In order to restore the original designs, craftsmen were brought in from Uzbekistan and Egypt to train the local artisans from nearby slums to sculpt, paint and landscape the ceilings, floors, lighting of all the structures, including the sprawling garden enclosure.
One of the tomb’s most distinctive features, small domes speckled with peacock blue tiles, a legacy of the Persian influence on Mughal architecture, has now been fully restored after disappearing for more than 200 years.
“We wanted to respect the original builders intentions,” said Ratish Nanda, the project director.
The tomb was ordered to be built for Humayun by his widow, Biga Begum, 14 years after he died. She employed the Persian architect Mirak Mirza Ghiyath and the tomb was completed in 1571 at a cost of 1.5 million rupees (Dh87,000).
Humayun is widely credited for introducing to India, Persian artists who blended local art with Islamic architecture.

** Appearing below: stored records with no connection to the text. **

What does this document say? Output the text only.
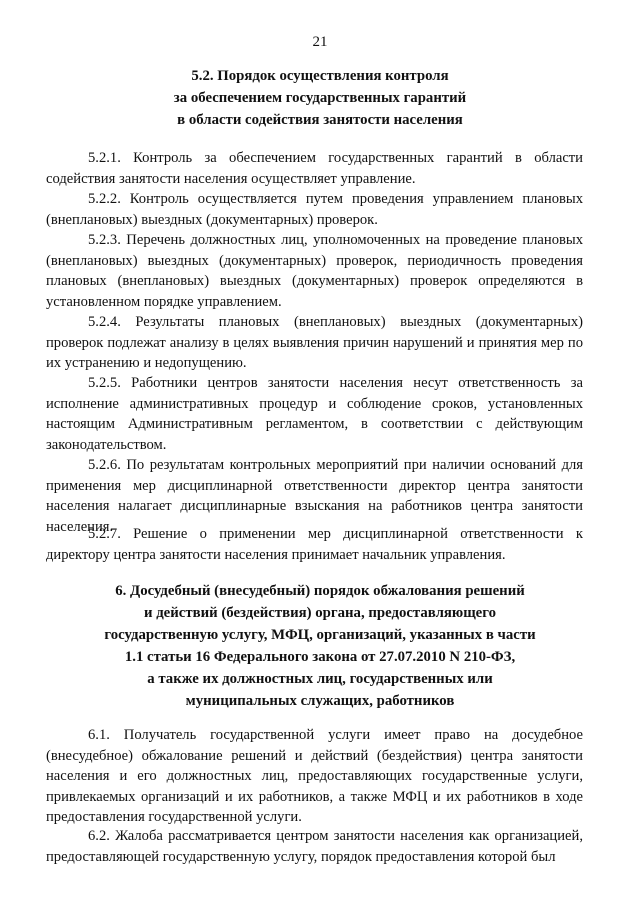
21
5.2. Порядок осуществления контроля
за обеспечением государственных гарантий
в области содействия занятости населения

5.2.1. Контроль за обеспечением государственных гарантий в области содействия занятости населения осуществляет управление.

5.2.2. Контроль осуществляется путем проведения управлением плановых (внеплановых) выездных (документарных) проверок.

5.2.3. Перечень должностных лиц, уполномоченных на проведение плановых (внеплановых) выездных (документарных) проверок, периодичность проведения плановых (внеплановых) выездных (документарных) проверок определяются в установленном порядке управлением.

5.2.4. Результаты плановых (внеплановых) выездных (документарных) проверок подлежат анализу в целях выявления причин нарушений и принятия мер по их устранению и недопущению.

5.2.5. Работники центров занятости населения несут ответственность за исполнение административных процедур и соблюдение сроков, установленных настоящим Административным регламентом, в соответствии с действующим законодательством.

5.2.6. По результатам контрольных мероприятий при наличии оснований для применения мер дисциплинарной ответственности директор центра занятости населения налагает дисциплинарные взыскания на работников центра занятости населения.

5.2.7. Решение о применении мер дисциплинарной ответственности к директору центра занятости населения принимает начальник управления.

6. Досудебный (внесудебный) порядок обжалования решений
и действий (бездействия) органа, предоставляющего
государственную услугу, МФЦ, организаций, указанных в части
1.1 статьи 16 Федерального закона от 27.07.2010 N 210-ФЗ,
а также их должностных лиц, государственных или
муниципальных служащих, работников

6.1. Получатель государственной услуги имеет право на досудебное (внесудебное) обжалование решений и действий (бездействия) центра занятости населения и его должностных лиц, предоставляющих государственные услуги, привлекаемых организаций и их работников, а также МФЦ и их работников в ходе предоставления государственной услуги.

6.2. Жалоба рассматривается центром занятости населения как организацией, предоставляющей государственную услугу, порядок предоставления которой был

“The whole point of the Humayun’s tomb was that the Mughal builders were replicating Quranic description of paradise,” said Mr Nanda “The holy Quran repeatedly promises the faithful gardens beneath which the rivers flow as the final resting place. The Mughals took that idea and created this, with gardens and channels of water.”
During the restoration, workers had to remove thousands of tonnes of concrete from the roof and thousands of square metres of cement from the walls, ceilings, and floors which had been used to keep the mausoleum from crumbling away, Mr Nanda said.
Craftsmen then worked on the main dome, filling it with the traditional mixture of lime plaster with marble dust and egg whites to make it airtight.
“The mixing is a tedious process but once used survives for hundreds of years,” Mr Nanda said.
Other members of the ruling Mughal family were later buried at the tomb and the site contains 150 graves, according to Unesco.
The son of Babur, Humayun, helped his father conquer India and ascended the throne in Agra in 1530 at the age of 23. Inexperienced in administration and ruling at such a young age, he lost the throne to Afghan leader, Sher Shah, but returned ten years later in 1556, reigning briefly for six months before his death, as a result of falling down the stairs of his library.
Almost a hundred years later, Humayun’s great-grandson, Shah Jahan would go on to use the Delhi tomb as an inspiration to build the grand marbled mausoleum of Taj Mahal in Agra, in memory of his wife.
As the Mughal rule in India fell to the British, the last Mughal emperor, Bahadur Shah Zafar was hunted down and taken prison at Humayun’s tomb in 1857.
During the partition in August 1947, the tomb became a camp for Muslims migrating to the newly founded Pakistan.
In the book City of Djinns: A Year in Delhi, published in 1993, historian and author William Dalrymple described the tomb as: “Like some elderly courtesan, the tomb tries to mask its imperfections beneath thick layers of make-up; its excesses of ornament are worn like over-applied rouge.”
The tomb was reopened on Wednesday by India’s prime minister Manmohan Singh.